HELOCs are a girl's best friend
Sometimes, I really wish I would have lied and levered myself into a $1,000,000+ home. The banks are not foreclosing on anyone over the conforming limit. Of the 36 properties that went back to the bank in Irvine over the last 30 days, only one of them was over $800,000 (it was a penthouse in the North Korea Towers). Of the nine properties that were sold to third parties, the most expensive was $700,000. The banks know there is no market outside of the GSEs and the FHA, so everyone who has defaulted on a jumbo loan is being allowed to squat.
The owner of today's featured property is like many other high-end Ponzis. She has taken enough money out of the walls to support an opulent lifestyle, and now she is squatting.

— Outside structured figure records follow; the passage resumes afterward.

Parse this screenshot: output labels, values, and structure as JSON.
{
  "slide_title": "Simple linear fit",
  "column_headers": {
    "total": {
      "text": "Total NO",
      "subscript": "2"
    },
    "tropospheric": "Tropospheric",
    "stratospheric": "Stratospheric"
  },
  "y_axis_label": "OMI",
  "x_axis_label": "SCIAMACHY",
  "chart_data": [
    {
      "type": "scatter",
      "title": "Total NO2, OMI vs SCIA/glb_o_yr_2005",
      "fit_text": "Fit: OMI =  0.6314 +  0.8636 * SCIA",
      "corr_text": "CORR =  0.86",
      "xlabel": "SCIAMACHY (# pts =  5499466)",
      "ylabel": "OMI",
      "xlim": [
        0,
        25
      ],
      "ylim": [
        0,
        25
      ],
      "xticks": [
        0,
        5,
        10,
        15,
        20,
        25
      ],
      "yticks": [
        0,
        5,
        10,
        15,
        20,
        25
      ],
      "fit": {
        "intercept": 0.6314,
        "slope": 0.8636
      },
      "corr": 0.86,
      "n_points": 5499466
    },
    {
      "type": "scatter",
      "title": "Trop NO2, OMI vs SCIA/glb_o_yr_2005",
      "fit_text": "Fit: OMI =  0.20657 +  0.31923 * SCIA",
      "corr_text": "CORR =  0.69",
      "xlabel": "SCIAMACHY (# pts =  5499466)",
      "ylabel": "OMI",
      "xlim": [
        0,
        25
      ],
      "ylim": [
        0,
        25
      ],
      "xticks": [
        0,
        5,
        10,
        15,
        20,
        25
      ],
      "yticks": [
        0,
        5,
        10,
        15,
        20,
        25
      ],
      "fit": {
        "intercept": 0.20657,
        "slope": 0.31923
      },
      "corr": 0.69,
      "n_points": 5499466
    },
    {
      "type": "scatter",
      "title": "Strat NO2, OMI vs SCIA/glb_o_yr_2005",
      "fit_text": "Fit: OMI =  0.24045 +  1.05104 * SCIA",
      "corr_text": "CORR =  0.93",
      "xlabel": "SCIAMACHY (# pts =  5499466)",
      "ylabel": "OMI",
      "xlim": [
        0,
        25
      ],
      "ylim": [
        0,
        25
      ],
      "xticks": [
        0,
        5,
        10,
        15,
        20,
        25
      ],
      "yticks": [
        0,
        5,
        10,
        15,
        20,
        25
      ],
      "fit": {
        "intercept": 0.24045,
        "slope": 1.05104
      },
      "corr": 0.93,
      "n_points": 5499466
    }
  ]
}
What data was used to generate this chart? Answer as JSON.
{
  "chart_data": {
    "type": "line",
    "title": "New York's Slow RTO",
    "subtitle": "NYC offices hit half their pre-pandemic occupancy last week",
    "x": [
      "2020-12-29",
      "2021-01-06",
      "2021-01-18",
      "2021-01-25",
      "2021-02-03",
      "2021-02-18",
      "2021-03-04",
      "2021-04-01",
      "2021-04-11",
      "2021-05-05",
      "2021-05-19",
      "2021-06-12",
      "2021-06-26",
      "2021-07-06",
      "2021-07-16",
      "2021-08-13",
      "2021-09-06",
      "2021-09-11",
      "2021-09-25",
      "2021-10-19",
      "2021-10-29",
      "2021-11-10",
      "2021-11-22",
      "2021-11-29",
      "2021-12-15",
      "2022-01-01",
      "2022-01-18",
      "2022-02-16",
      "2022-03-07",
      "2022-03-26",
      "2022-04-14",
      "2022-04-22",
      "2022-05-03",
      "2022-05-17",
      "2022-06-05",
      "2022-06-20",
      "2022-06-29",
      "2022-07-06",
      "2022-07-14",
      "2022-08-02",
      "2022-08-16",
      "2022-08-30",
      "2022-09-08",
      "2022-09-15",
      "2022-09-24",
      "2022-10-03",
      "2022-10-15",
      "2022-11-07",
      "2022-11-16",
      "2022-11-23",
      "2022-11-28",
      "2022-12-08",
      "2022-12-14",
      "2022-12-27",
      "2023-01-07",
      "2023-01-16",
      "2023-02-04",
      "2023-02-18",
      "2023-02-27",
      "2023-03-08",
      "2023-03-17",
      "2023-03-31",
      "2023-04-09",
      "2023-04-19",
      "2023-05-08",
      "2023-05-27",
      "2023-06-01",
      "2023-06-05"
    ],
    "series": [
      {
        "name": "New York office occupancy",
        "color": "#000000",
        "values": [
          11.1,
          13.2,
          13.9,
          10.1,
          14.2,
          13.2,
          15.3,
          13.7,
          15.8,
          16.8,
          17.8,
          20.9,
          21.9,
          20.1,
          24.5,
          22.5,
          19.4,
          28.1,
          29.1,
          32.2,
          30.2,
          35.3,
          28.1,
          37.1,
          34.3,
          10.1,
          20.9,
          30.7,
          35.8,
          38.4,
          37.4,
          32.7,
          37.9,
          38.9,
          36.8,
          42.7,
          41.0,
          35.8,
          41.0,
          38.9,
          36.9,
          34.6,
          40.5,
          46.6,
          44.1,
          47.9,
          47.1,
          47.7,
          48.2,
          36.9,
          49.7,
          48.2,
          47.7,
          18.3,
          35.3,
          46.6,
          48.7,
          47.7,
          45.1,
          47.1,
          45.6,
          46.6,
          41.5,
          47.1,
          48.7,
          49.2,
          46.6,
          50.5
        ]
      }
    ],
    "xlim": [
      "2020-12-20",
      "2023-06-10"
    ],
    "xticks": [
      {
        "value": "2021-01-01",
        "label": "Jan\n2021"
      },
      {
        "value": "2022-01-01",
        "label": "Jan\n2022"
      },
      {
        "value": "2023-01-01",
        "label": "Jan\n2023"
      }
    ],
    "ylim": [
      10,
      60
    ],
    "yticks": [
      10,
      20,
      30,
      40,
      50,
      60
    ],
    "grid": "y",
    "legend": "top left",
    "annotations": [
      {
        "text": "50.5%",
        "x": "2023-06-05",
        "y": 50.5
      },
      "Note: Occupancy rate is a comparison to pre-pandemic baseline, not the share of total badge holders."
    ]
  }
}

- This property was purchased on 12/16/2004 for $1,293,000. The owner used a $969,650 first mortgage and a $323,350 down payment.
- On 1/19/2005 she got a $129,000 HELOC.
- On 7/19/2005 she refinanced with a $1,200,000 first mortgage.
- On 9/28/2005 she opened a $195,000 HELOC.
- On 5/1/2006 she obtained a $282,800 stand-alone second.
- Then on 7/14/2006 she refinanced with a $1,499,900 Option ARM with a 1.85% teaser rate and a $189,000 HELOC.
- Total property debt is $1,688,900.
- Total mortgage equity withdrawal is $719,250.
- Total squatting is at least 15 months.
Foreclosure Record
Recording Date: 08/31/2009
Document Type: Notice of Sale (aka Notice of Trustee's Sale)
Click here to get Foreclosure Report.
Foreclosure Record
Recording Date: 05/21/2009
Document Type: Notice of Default
You have to admire the thinking of these Ponzis. After extracting nearly three-quarters of a million dollars and squatting for more than a year, she lists the house at a WTF asking price hoping someone will step up and pay off her debts.
Any takers?
Irvine Home Address … 24 ROSE TRELLIS Irvine, CA 92603
Resale Home Price … $1,900,000
Home Purchase Price … $1,293,000
Home Purchase Date …. 12/16/2004
Net Gain (Loss) ………. $493,000
Percent Change ………. 46.9%
Annual Appreciation … 7.1%
Cost of Ownership
————————————————-
$1,900,000 ………. Asking Price
$380,000 ………. 20% Down Conventional
4.94% …………… Mortgage Interest Rate
$1,520,000 ………. 30-Year Mortgage
$390,731 ………. Income Requirement
$8,104 ………. Monthly Mortgage Payment
$1647 ………. Property Tax
$375 ………. Special Taxes and Levies (Mello Roos)
$158 ………. Homeowners Insurance
$410 ………. Homeowners Association Fees
============================================
$10,694 ………. Monthly Cash Outlays
-$1614 ………. Tax Savings (% of Interest and Property Tax)
-$1847 ………. Equity Hidden in Payment
$726 ………. Lost Income to Down Payment (net of taxes)
$238 ………. Maintenance and Replacement Reserves
============================================
$8,197 ………. Monthly Cost of Ownership
Cash Acquisition Demands
——————————————————————————
$19,000 ………. Furnishing and Move In @1%
$19,000 ………. Closing Costs @1%
$15,200 ………… Interest Points @1% of Loan
$380,000 ………. Down Payment
============================================
$433,200 ………. Total Cash Costs
$125,600 ………… Emergency Cash Reserves
============================================
$558,800 ………. Total Savings Needed
Property Details for 24 ROSE TRELLIS Irvine, CA 92603
——————————————————————————
Beds: 3
Baths: 3 full 1 part baths
Home size: 2,650 sq ft
($717 / sq ft)
Lot Size: 6,139 sq ft
Year Built: 2004
Days on Market: 6
Listing Updated: 40316
MLS Number: S617693
Property Type: Single Family, Residential
Tract: Ledg
——————————————————————————
This home features a unique Casita with it's own entrance and it's own full bathroom. Custom Goumet kitchen along with custom hardscape and salt water pool.
The realtor couldn't spell gourmet properly….
I hope you have enjoyed this week, and thank you for reading the Irvine Housing Blog: astutely observing the Irvine home market and combating California Kool-Aid since 2006.